Il est vraiment honteux que les enfants soient les derniers dont le droit à la protection soit reconnu. Faisons en sorte que le Canada ne soit pas le dernier pays à reconnaître ce droit.

Jane Ursel, RESOLVE - Manitoba : Madame la présidente et membres du comité, je vous remercie de m'avoir accordé l'honneur de comparaître devant vous. Je crois que ce comité est extrêmement important. La possibilité d'apporter des changements très réels dans la vie des enfants canadiens est vraiment passionnante. Je suis donc très heureuse d'y participer.

Ayant écouté les exposés précédents qui portaient sur de nombreuses questions très complexes, des conflits de compétence et des aspects internationaux touchant le bien-être des enfants, je suis heureuse de dire que mon exposé traitant de ce que le gouvernement peut faire pour renforcer sensiblement les droits des enfants est relativement simple.

Je voudrais parler en particulier du projet de loi C-2, mais avant de le faire, je tiens à exprimer mon appui à l'exposé de Mme Durrant. Je crois aussi que l'article 43 devrait être abrogé.

Dans le cadre de mes fonctions de recherche, j'assiste régulièrement aux audiences du tribunal de la violence familiale de Winnipeg, qui s'occupe des affaires de violence physique et sexuelle contre des enfants. Je suis très déçue de voir que l'article 43 continue d'être invoqué comme moyen de défense pour justifier les mauvais traitements infligés à des enfants. Tant que cette disposition existera, nous permettrons à des gens de recourir à ce moyen de défense parfaitement injuste qui viole les droits des enfants.

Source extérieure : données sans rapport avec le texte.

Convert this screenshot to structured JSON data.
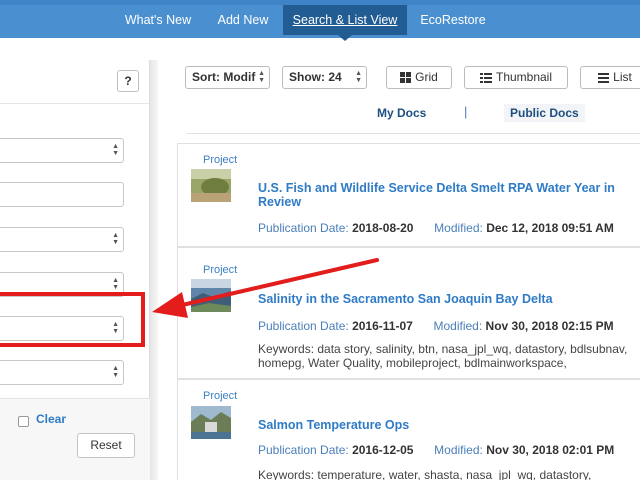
{
  "nav": {
    "items": [
      {
        "label": "What's New"
      },
      {
        "label": "Add New"
      },
      {
        "label": "Search & List View"
      },
      {
        "label": "EcoRestore"
      }
    ],
    "active_index": 2,
    "accent": "#4a8fd0",
    "active_color": "#215c92"
  },
  "filter_panel": {
    "help_label": "?",
    "clear_label": "Clear",
    "reset_label": "Reset"
  },
  "toolbar": {
    "sort_value": "Sort: Modif",
    "show_value": "Show: 24",
    "grid_label": "Grid",
    "thumbnail_label": "Thumbnail",
    "list_label": "List"
  },
  "docs_tabs": {
    "my_docs": "My Docs",
    "divider": "|",
    "public_docs": "Public Docs"
  },
  "results": [
    {
      "type": "Project",
      "title": "U.S. Fish and Wildlife Service Delta Smelt RPA Water Year in Review",
      "pub_label": "Publication Date:",
      "pub_value": "2018-08-20",
      "mod_label": "Modified:",
      "mod_value": "Dec 12, 2018 09:51 AM",
      "keywords": ""
    },
    {
      "type": "Project",
      "title": "Salinity in the Sacramento San Joaquin Bay Delta",
      "pub_label": "Publication Date:",
      "pub_value": "2016-11-07",
      "mod_label": "Modified:",
      "mod_value": "Nov 30, 2018 02:15 PM",
      "keywords": "Keywords: data story, salinity, btn, nasa_jpl_wq, datastory, bdlsubnav, homepg, Water Quality, mobileproject, bdlmainworkspace,"
    },
    {
      "type": "Project",
      "title": "Salmon Temperature Ops",
      "pub_label": "Publication Date:",
      "pub_value": "2016-12-05",
      "mod_label": "Modified:",
      "mod_value": "Nov 30, 2018 02:01 PM",
      "keywords": "Keywords: temperature, water, shasta, nasa_jpl_wq, datastory,"
    }
  ],
  "colors": {
    "link": "#2f7bc5",
    "annotation_red": "#e31c1c"
  }
}
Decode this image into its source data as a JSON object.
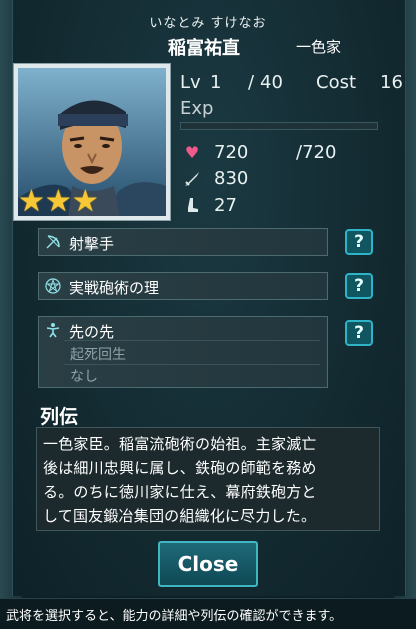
{
  "header": {
    "reading": "いなとみ すけなお",
    "name": "稲富祐直",
    "clan": "一色家"
  },
  "card": {
    "rarity_stars": 3,
    "star_glyph": "★"
  },
  "level": {
    "label": "Lv",
    "current": "1",
    "separator": "/",
    "max": "40",
    "cost_label": "Cost",
    "cost": "16"
  },
  "exp": {
    "label": "Exp",
    "progress": 0
  },
  "stats": {
    "hp_icon": "heart-icon",
    "hp": "720",
    "hp_max": "/720",
    "attack_icon": "sword-icon",
    "attack": "830",
    "speed_icon": "boot-icon",
    "speed": "27"
  },
  "skills": [
    {
      "icon": "bow-icon",
      "label": "射撃手",
      "help": "?"
    },
    {
      "icon": "pentagram-icon",
      "label": "実戦砲術の理",
      "help": "?"
    },
    {
      "icon": "figure-icon",
      "label": "先の先",
      "help": "?",
      "sub": [
        "起死回生",
        "なし"
      ]
    }
  ],
  "biography": {
    "title": "列伝",
    "lines": [
      "一色家臣。稲富流砲術の始祖。主家滅亡",
      "後は細川忠興に属し、鉄砲の師範を務め",
      "る。のちに徳川家に仕え、幕府鉄砲方と",
      "して国友鍛冶集団の組織化に尽力した。"
    ]
  },
  "close_label": "Close",
  "footer": "武将を選択すると、能力の詳細や列伝の確認ができます。",
  "colors": {
    "accent": "#2fb3c6",
    "star": "#f6c836",
    "heart": "#f05a8a"
  }
}
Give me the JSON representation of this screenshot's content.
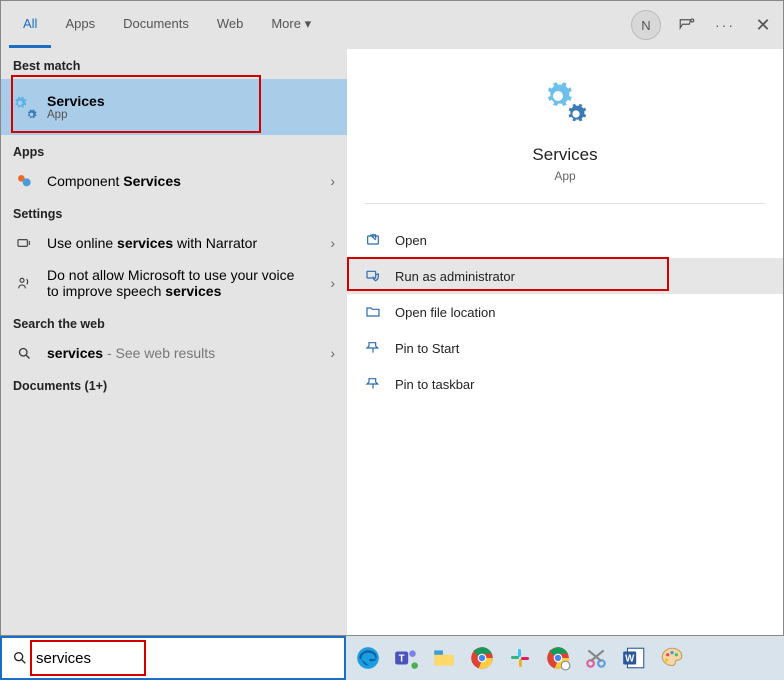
{
  "titlebar": {
    "tabs": [
      "All",
      "Apps",
      "Documents",
      "Web",
      "More ▾"
    ],
    "active_index": 0,
    "avatar_initial": "N"
  },
  "left": {
    "best_match_header": "Best match",
    "best_match": {
      "title": "Services",
      "subtitle": "App"
    },
    "apps_header": "Apps",
    "apps": [
      {
        "prefix": "Component ",
        "match": "Services"
      }
    ],
    "settings_header": "Settings",
    "settings": [
      {
        "prefix": "Use online ",
        "match": "services",
        "suffix": " with Narrator"
      },
      {
        "prefix": "Do not allow Microsoft to use your voice to improve speech ",
        "match": "services",
        "suffix": ""
      }
    ],
    "web_header": "Search the web",
    "web": {
      "match": "services",
      "suffix": " - See web results"
    },
    "documents_header": "Documents (1+)"
  },
  "right": {
    "hero_title": "Services",
    "hero_sub": "App",
    "actions": [
      {
        "icon": "open",
        "label": "Open"
      },
      {
        "icon": "admin",
        "label": "Run as administrator",
        "highlighted": true
      },
      {
        "icon": "folder",
        "label": "Open file location"
      },
      {
        "icon": "pin-start",
        "label": "Pin to Start"
      },
      {
        "icon": "pin-taskbar",
        "label": "Pin to taskbar"
      }
    ]
  },
  "search": {
    "value": "services"
  },
  "taskbar_icons": [
    "edge",
    "teams",
    "explorer",
    "chrome",
    "slack",
    "chrome2",
    "snip",
    "word",
    "paint"
  ]
}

Pour revenir au projet de loi C-2, je voudrais aborder les récentes modifications qui sont entrées en vigueur en janvier 2006. Même si le projet de loi comportait des éléments extrêmement positifs, il y en a un qui est très décevant, mais qu'il serait très facile de corriger. Il s'agit des témoignages à l'extérieur de la salle d'audience.

Le sénateur Carstairs : Madame la présidente, Mme Ursel devrait peut-être préciser le sujet du projet de loi C-2 parce que nous avons actuellement un projet de loi portant le même numéro qui n'a rien à voir avec les droits de l'enfant. Il s'agit peut-être d'une législature précédente.

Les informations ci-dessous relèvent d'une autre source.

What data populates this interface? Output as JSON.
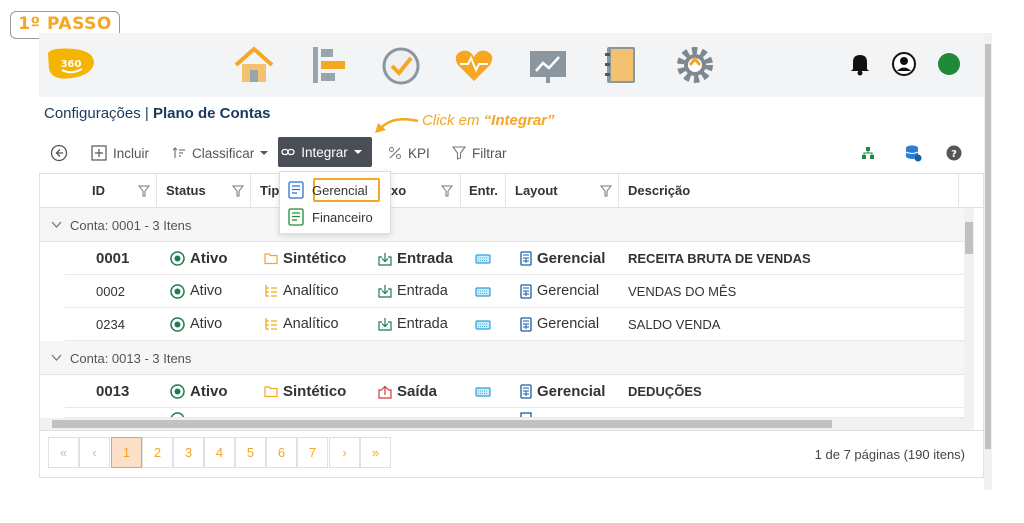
{
  "step_label": "1º PASSO",
  "breadcrumb": {
    "section": "Configurações",
    "separator": "|",
    "page": "Plano de Contas"
  },
  "callout": {
    "prefix": "Click em ",
    "quoted": "“Integrar”"
  },
  "nav_icons": [
    "home-icon",
    "hierarchy-icon",
    "check-clock-icon",
    "heart-pulse-icon",
    "presentation-chart-icon",
    "notebook-icon",
    "gear-icon"
  ],
  "toolbar": {
    "back_icon": "back-arrow-icon",
    "incluir": "Incluir",
    "classificar": "Classificar",
    "integrar": "Integrar",
    "kpi": "KPI",
    "filtrar": "Filtrar"
  },
  "dropdown": {
    "items": [
      "Gerencial",
      "Financeiro"
    ]
  },
  "columns": {
    "id": "ID",
    "status": "Status",
    "tipo": "Tip",
    "fluxo": "xo",
    "entr": "Entr.",
    "layout": "Layout",
    "descricao": "Descrição"
  },
  "groups": [
    {
      "label": "Conta: 0001 - 3 Itens"
    },
    {
      "label": "Conta: 0013 - 3 Itens"
    }
  ],
  "rows": [
    {
      "id": "0001",
      "status": "Ativo",
      "tipo": "Sintético",
      "fluxo": "Entrada",
      "layout": "Gerencial",
      "descricao": "RECEITA BRUTA DE VENDAS"
    },
    {
      "id": "0002",
      "status": "Ativo",
      "tipo": "Analítico",
      "fluxo": "Entrada",
      "layout": "Gerencial",
      "descricao": "VENDAS DO MÊS"
    },
    {
      "id": "0234",
      "status": "Ativo",
      "tipo": "Analítico",
      "fluxo": "Entrada",
      "layout": "Gerencial",
      "descricao": "SALDO VENDA"
    },
    {
      "id": "0013",
      "status": "Ativo",
      "tipo": "Sintético",
      "fluxo": "Saída",
      "layout": "Gerencial",
      "descricao": "DEDUÇÕES"
    }
  ],
  "pager": {
    "first": "«",
    "prev": "‹",
    "pages": [
      "1",
      "2",
      "3",
      "4",
      "5",
      "6",
      "7"
    ],
    "next": "›",
    "last": "»",
    "current": "1",
    "info": "1 de 7 páginas (190 itens)"
  },
  "colors": {
    "accent": "#f5a623",
    "active_status": "#1e7a4f",
    "green_dot": "#1e8a3a"
  }
}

Mme Ursel : Je m'excuse. Le projet de loi apportait des modifications concernant des infractions contre les enfants, y compris le trafic sexuel.

La présidente : C'est ce que le gouvernement appelle un projet de loi omnibus. Il remonte à la dernière législature, n'est-ce pas?

Mme Ursel : C'est exact. Je vous remercie, sénateur Carstairs, d'avoir demandé des précisions.

Je voudrais parler en particulier de l'article 486.2 concernant les témoignages à l'extérieur de la salle d'audience. La disposition modifiée permet à un témoin de moins de 18 ans ou qui est atteint d'une déficience physique ou mentale de témoigner hors de la salle d'audience. Cela se fait ordinairement par télévision en circuit fermé, si le poursuivant le demande et si le juge est d'avis que l'ordonnance est nécessaire pour obtenir du témoin un récit complet et franc des faits sur lesquels se fonde l'accusation. Si le juge souhaite déterminer si ces mesures sont nécessaires, il peut demander ou ordonner à l'enfant de témoigner pour en prouver la nécessité.

Autrement dit, le témoignage en personne dans la salle d'audience constitue la norme, tandis que la TCF doit faire l'objet d'une demande et d'une ordonnance du juge en fonction de la nécessité d'obtenir un récit complet et franc des faits. Cette disposition ne tient donc pas compte du droit pour l'enfant d'être protégé contre un environnement éprouvant ou traumatisant. Ayant assisté à de nombreux procès pour violence contre des enfants, je peux vous assurer que le fait de témoigner au tribunal est extrêmement stressant et traumatisant pour eux. Ils sont souvent appelés à témoigner contre leurs parents, des membres de leur famille ou des personnes qu'ils connaissent. Nous avions auparavant la possibilité de faire témoigner un enfant à l'extérieur de la salle d'audience. Aujourd'hui, cette possibilité dépend toujours d'une demande de la Couronne. Il est troublant de noter que, partout au Canada, la Couronne présente rarement des demandes de ce genre.

Je voudrais parler d'une expérience menée en Australie qui avait des dispositions législatives très semblables. Là aussi, les responsables de la poursuite avaient la même possibilité, mais n'y recouraient jamais.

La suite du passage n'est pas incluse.